Yesterday we had an all-faculty meeting, as is the tradition once a month at our private SLAC. These generally end up being hour-long sessions where various Admins get up to make announcements and simultaneously show off their assistants' PowerPoint skills. Most faculty show up and look somewhat attentive. Given that I had an extra load of grading (which is also what has kept me away from this blog), I brought my laptop to the meeting, and, along with about twelve others (out of a group of 150), worked silently throughout the meeting.
Halfway through the meeting, one of the Administrators addressed a friend of mine whose iPad was open in front of her, and asked her to do a basic online search on something pertinent to the discussion. Said person complied, but then, after providing the info, hurriedly collected all belongings and left the meeting.
An hour later, I received a text from this friend requesting that I meet her for coffee to discuss "the. most. humiliating. experience. ever." I did not equate the experience with humiliation, but apparently, said colleague felt she had been humiliated in front of the whole faculty by being singled out in such a manner.
I tried to assure her that no one would have assumed she was being humiliated in front of everyone and that even the Admin requesting the info was not doing so to single her out. She is insistent that it was the most humiliating experience of her life and that she can never return to another faculty meeting.
So am I just missing something huge here?

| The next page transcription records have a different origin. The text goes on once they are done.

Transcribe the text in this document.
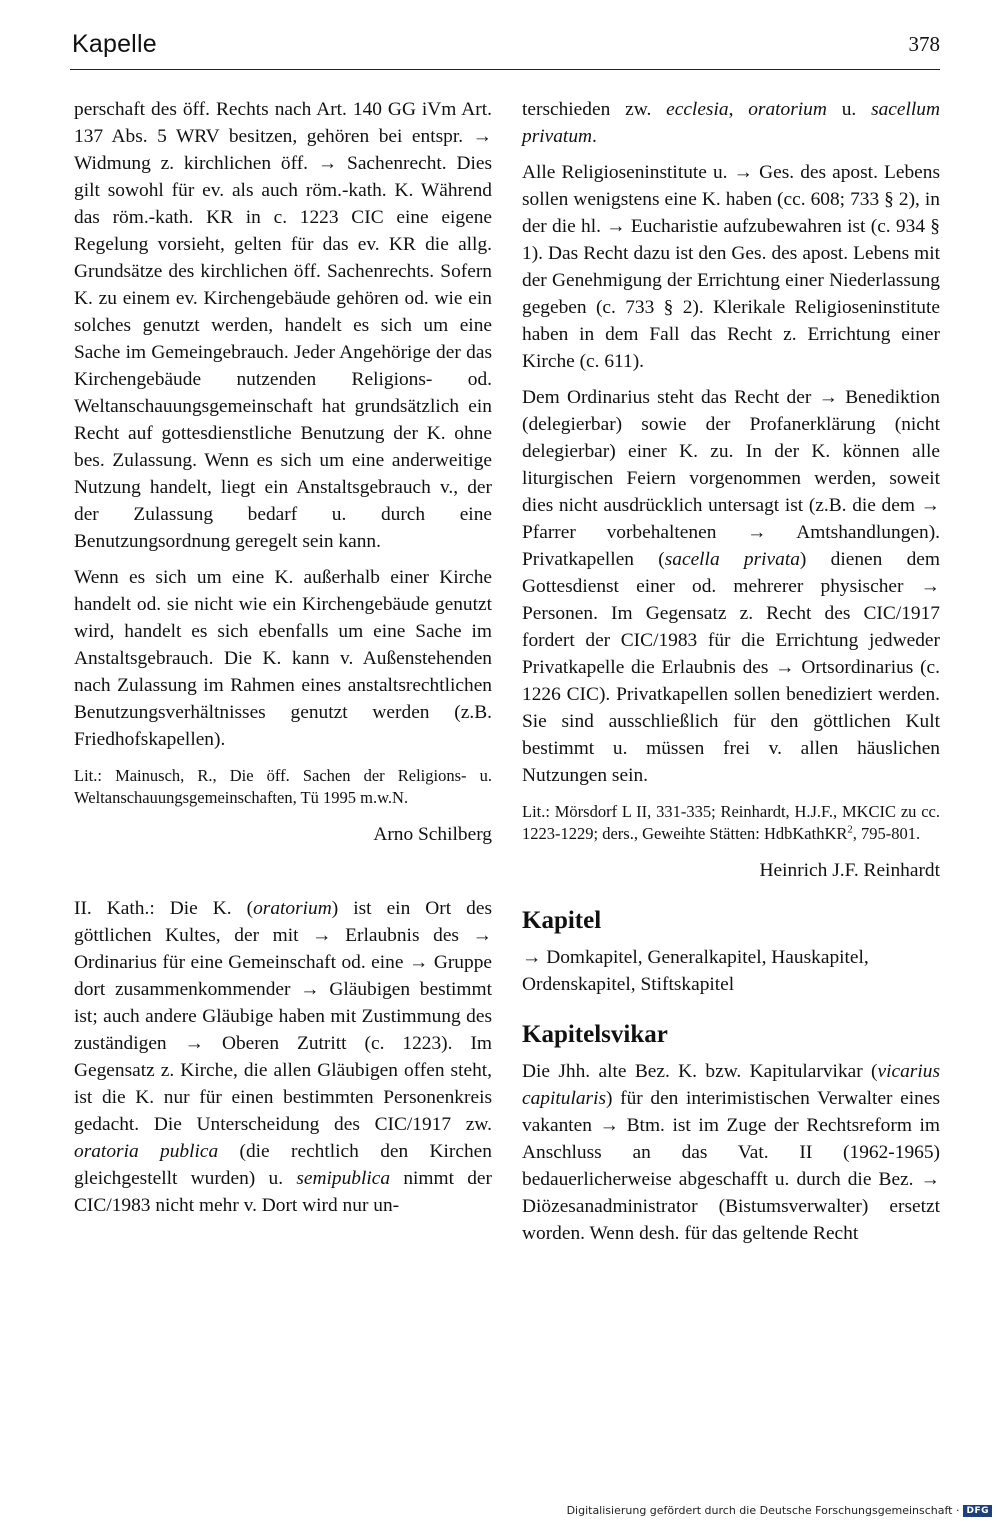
Kapelle	378

perschaft des öff. Rechts nach Art. 140 GG iVm Art. 137 Abs. 5 WRV besitzen, gehören bei entspr. → Widmung z. kirchlichen öff. → Sachenrecht. Dies gilt sowohl für ev. als auch röm.-kath. K. Während das röm.-kath. KR in c. 1223 CIC eine eigene Regelung vorsieht, gelten für das ev. KR die allg. Grundsätze des kirchlichen öff. Sachenrechts. Sofern K. zu einem ev. Kirchengebäude gehören od. wie ein solches genutzt werden, handelt es sich um eine Sache im Gemeingebrauch. Jeder Angehörige der das Kirchengebäude nutzenden Religions- od. Weltanschauungsgemeinschaft hat grundsätzlich ein Recht auf gottesdienstliche Benutzung der K. ohne bes. Zulassung. Wenn es sich um eine anderweitige Nutzung handelt, liegt ein Anstaltsgebrauch v., der der Zulassung bedarf u. durch eine Benutzungsordnung geregelt sein kann.

Wenn es sich um eine K. außerhalb einer Kirche handelt od. sie nicht wie ein Kirchengebäude genutzt wird, handelt es sich ebenfalls um eine Sache im Anstaltsgebrauch. Die K. kann v. Außenstehenden nach Zulassung im Rahmen eines anstaltsrechtlichen Benutzungsverhältnisses genutzt werden (z.B. Friedhofskapellen).

Lit.: Mainusch, R., Die öff. Sachen der Religions- u. Weltanschauungsgemeinschaften, Tü 1995 m.w.N.

Arno Schilberg

II. Kath.: Die K. (oratorium) ist ein Ort des göttlichen Kultes, der mit → Erlaubnis des → Ordinarius für eine Gemeinschaft od. eine → Gruppe dort zusammenkommender → Gläubigen bestimmt ist; auch andere Gläubige haben mit Zustimmung des zuständigen → Oberen Zutritt (c. 1223). Im Gegensatz z. Kirche, die allen Gläubigen offen steht, ist die K. nur für einen bestimmten Personenkreis gedacht. Die Unterscheidung des CIC/1917 zw. oratoria publica (die rechtlich den Kirchen gleichgestellt wurden) u. semipublica nimmt der CIC/1983 nicht mehr v. Dort wird nur un-

terschieden zw. ecclesia, oratorium u. sacellum privatum.

Alle Religioseninstitute u. → Ges. des apost. Lebens sollen wenigstens eine K. haben (cc. 608; 733 § 2), in der die hl. → Eucharistie aufzubewahren ist (c. 934 § 1). Das Recht dazu ist den Ges. des apost. Lebens mit der Genehmigung der Errichtung einer Niederlassung gegeben (c. 733 § 2). Klerikale Religioseninstitute haben in dem Fall das Recht z. Errichtung einer Kirche (c. 611).

Dem Ordinarius steht das Recht der → Benediktion (delegierbar) sowie der Profanerklärung (nicht delegierbar) einer K. zu. In der K. können alle liturgischen Feiern vorgenommen werden, soweit dies nicht ausdrücklich untersagt ist (z.B. die dem → Pfarrer vorbehaltenen → Amtshandlungen). Privatkapellen (sacella privata) dienen dem Gottesdienst einer od. mehrerer physischer → Personen. Im Gegensatz z. Recht des CIC/1917 fordert der CIC/1983 für die Errichtung jedweder Privatkapelle die Erlaubnis des → Ortsordinarius (c. 1226 CIC). Privatkapellen sollen benediziert werden. Sie sind ausschließlich für den göttlichen Kult bestimmt u. müssen frei v. allen häuslichen Nutzungen sein.

Lit.: Mörsdorf L II, 331-335; Reinhardt, H.J.F., MKCIC zu cc. 1223-1229; ders., Geweihte Stätten: HdbKathKR$^2$, 795-801.

Heinrich J.F. Reinhardt

Kapitel

→ Domkapitel, Generalkapitel, Hauskapitel, Ordenskapitel, Stiftskapitel

Kapitelsvikar

Die Jhh. alte Bez. K. bzw. Kapitularvikar (vicarius capitularis) für den interimistischen Verwalter eines vakanten → Btm. ist im Zuge der Rechtsreform im Anschluss an das Vat. II (1962-1965) bedauerlicherweise abgeschafft u. durch die Bez. → Diözesanadministrator (Bistumsverwalter) ersetzt worden. Wenn desh. für das geltende Recht

Digitalisierung gefördert durch die Deutsche Forschungsgemeinschaft · DFG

I feel like a bad friend for not supporting her and bolstering her by saying, "You're right; it was embarrassing." But to me, there was nothing embarrassing about it and I feel that if I claimed there were, it would simply encourage her hysterics. I wouldn't have felt humiliated if the Admin had asked me to look something up on my laptop (which was more visible than her iPad).
I've had embarrassing moments in teaching: usually involving tripping and falling, or sneezing and passing gas in front of students, but I just didn't see that her experience was humiliating.
What do the rest of you think? And if you feel like sharing humiliating experiences to help her situate her experience on the "spectrum of humiliation," that might help, too.